Moor's law may or may not be broken, but it isn't particularly relevant to me any more. A gamer? Maybe. A coder? Sure, if he remembers to get all them thar cores working when he compiles.

akand074
September 16th, 2011, 04:28 AM
Even under-clocked at 1.6ghz, this thing heats my room up to be the warmest in the house during the summer as it idles at 50c (not that unusual (http://www.pugetsystems.com/blog/2009/02/26/intel-core-i7-temperatures/), as it turns out).

My 6 core i7 idles around 26C. On normal usage I've never seen it go past like 39C. Though, it could be the 32nm lithography on this chip.

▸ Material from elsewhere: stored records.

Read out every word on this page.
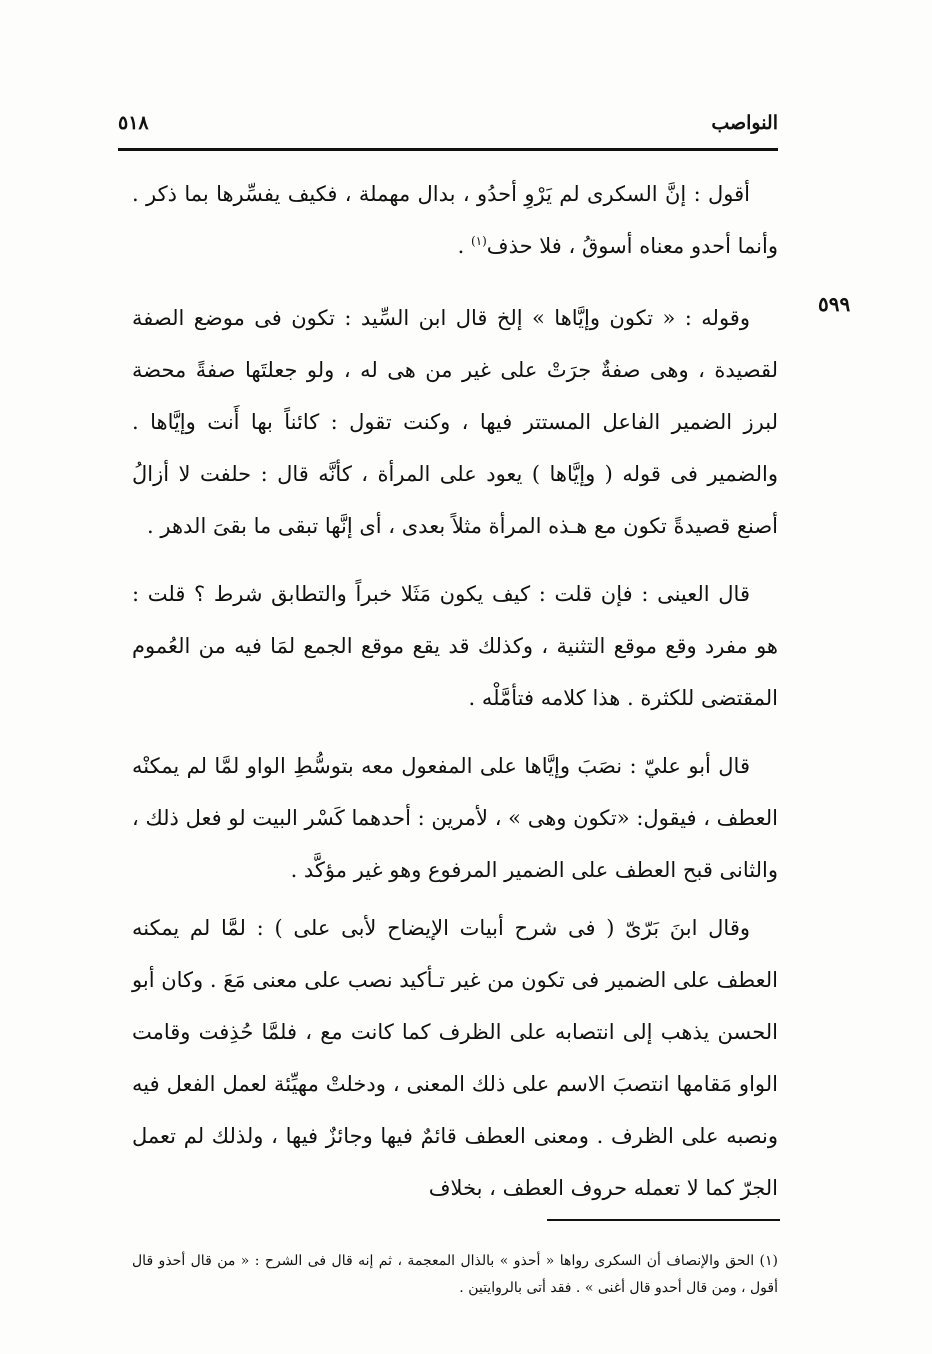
النواصب
٥١٨
٥٩٩

أقول : إنَّ السكرى لم يَرْوِ أحدُو ، بدال مهملة ، فكيف يفسِّرها بما ذكر . وأنما أحدو معناه أسوقُ ، فلا حذف$^{(١)}$ .

وقوله : « تكون وإيَّاها » إلخ قال ابن السِّيد : تكون فى موضع الصفة لقصيدة ، وهى صفةٌ جرَتْ على غير من هى له ، ولو جعلتَها صفةً محضة لبرز الضمير الفاعل المستتر فيها ، وكنت تقول : كائناً بها أَنت وإيَّاها . والضمير فى قوله ( وإيَّاها ) يعود على المرأة ، كأنَّه قال : حلفت لا أزالُ أصنع قصيدةً تكون مع هـذه المرأة مثلاً بعدى ، أى إنَّها تبقى ما بقىَ الدهر .

قال العينى : فإن قلت : كيف يكون مَثَلا خبراً والتطابق شرط ؟ قلت : هو مفرد وقع موقع التثنية ، وكذلك قد يقع موقع الجمع لمَا فيه من العُموم المقتضى للكثرة . هذا كلامه فتأمَّلْه .

قال أبو عليّ : نصَبَ وإيَّاها على المفعول معه بتوسُّطِ الواو لمَّا لم يمكنْه العطف ، فيقول: «تكون وهى » ، لأمرين : أحدهما كَسْر البيت لو فعل ذلك ، والثانى قبح العطف على الضمير المرفوع وهو غير مؤكَّد .

وقال ابنَ بَرّىّ ( فى شرح أبيات الإيضاح لأبى على ) : لمَّا لم يمكنه العطف على الضمير فى تكون من غير تـأكيد نصب على معنى مَعَ . وكان أبو الحسن يذهب إلى انتصابه على الظرف كما كانت مع ، فلمَّا حُذِفت وقامت الواو مَقامها انتصبَ الاسم على ذلك المعنى ، ودخلتْ مهيِّئة لعمل الفعل فيه ونصبه على الظرف . ومعنى العطف قائمٌ فيها وجائزٌ فيها ، ولذلك لم تعمل الجرّ كما لا تعمله حروف العطف ، بخلاف

(١) الحق والإنصاف أن السكرى رواها « أحذو » بالذال المعجمة ، ثم إنه قال فى الشرح : « من قال أحذو قال أقول ، ومن قال أحدو قال أغنى » . فقد أتى بالروايتين .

And also the fact that 5 fo the 6 cores are idle most of the time.

Get that 1.6GHz dual core i5 now and you'll probably end your life. You don't actually realize how fast your computer is until you use something slower regularly. I use my laptop with a dual core turion and I am driven insane sometimes. I gave my mother a desktop with an old core 2 duo clocked at 2.3GHz and she said she couldn't even bare using her computer at work anymore (one she's been using for years without any particular complaining about performance). Once you have a direct comparison with another machine you've used regularly is when you actually are able to tell how well your system has been performing. People tend to take it for granted otherwise. I find my desktop slow sometimes, but once I use my laptop or other machines I feel so glad I have my desktop to go back home to.

NightwishFan
September 16th, 2011, 05:41 AM
I am not a huge fan of powerful hardware. I would prefer something efficient (power usage and work per clock cycle) over something with raw power.

sanderd17
September 16th, 2011, 10:45 AM
I don't see the supply of "difficult" and "uncomputable" stuff running out in the immediate future.

As mathematicians have proven: Almost all problems are uncomputable.

But luckily for us, the computable problems are more interesting.

Grenage
September 16th, 2011, 10:56 AM
Computers are rather well optimised these days. I have an i5 at 4.6, but it doesn't sit at 4.6 all the time - that's what Turbo is for. Graphics cards are the same; they just sip power.

As for the article, what it's basically saying is "1000 times the speed, by using 1000 times the CPU bulk"?

Oxwivi
September 16th, 2011, 02:19 PM
But seriously, no matter how how fast our processors get or how cleverly the engineers manage to deal with any heat generated, I don't see the supply of "difficult" and "uncomputable" stuff running out in the immediate future.
It doesn't matter if there any difficult or uncomputable stuff is around or not - it all boils down to how much processing power you can fit into a server farm.

pqwoerituytrueiwoq
September 16th, 2011, 03:09 PM
if this is being done by adding layers to a cpu does this mean 1000x cores?
if so we will need the over due software updated for multi core usage
aside from file compression/file conversions the most cores a app uses is 3 (games)
we need a software jump to keep use the hardware as it is now

DZ*
September 17th, 2011, 04:26 PM
R and Matlab are MUCH easier [...], but C++ will always be faster and when you have a large enough problem, C++ is the only option.

Maybe "to ditch" [C++] was not a good choice of words. OTOH maybe then I'll just wait a month or so for another 1000x processor speed increase :-)

koleoptero
September 17th, 2011, 06:14 PM
Great, I guess we'll also need a 5Kwatt PSU too.

DZ*
September 17th, 2011, 06:42 PM
I forgot, I'll also need a brain upgrade.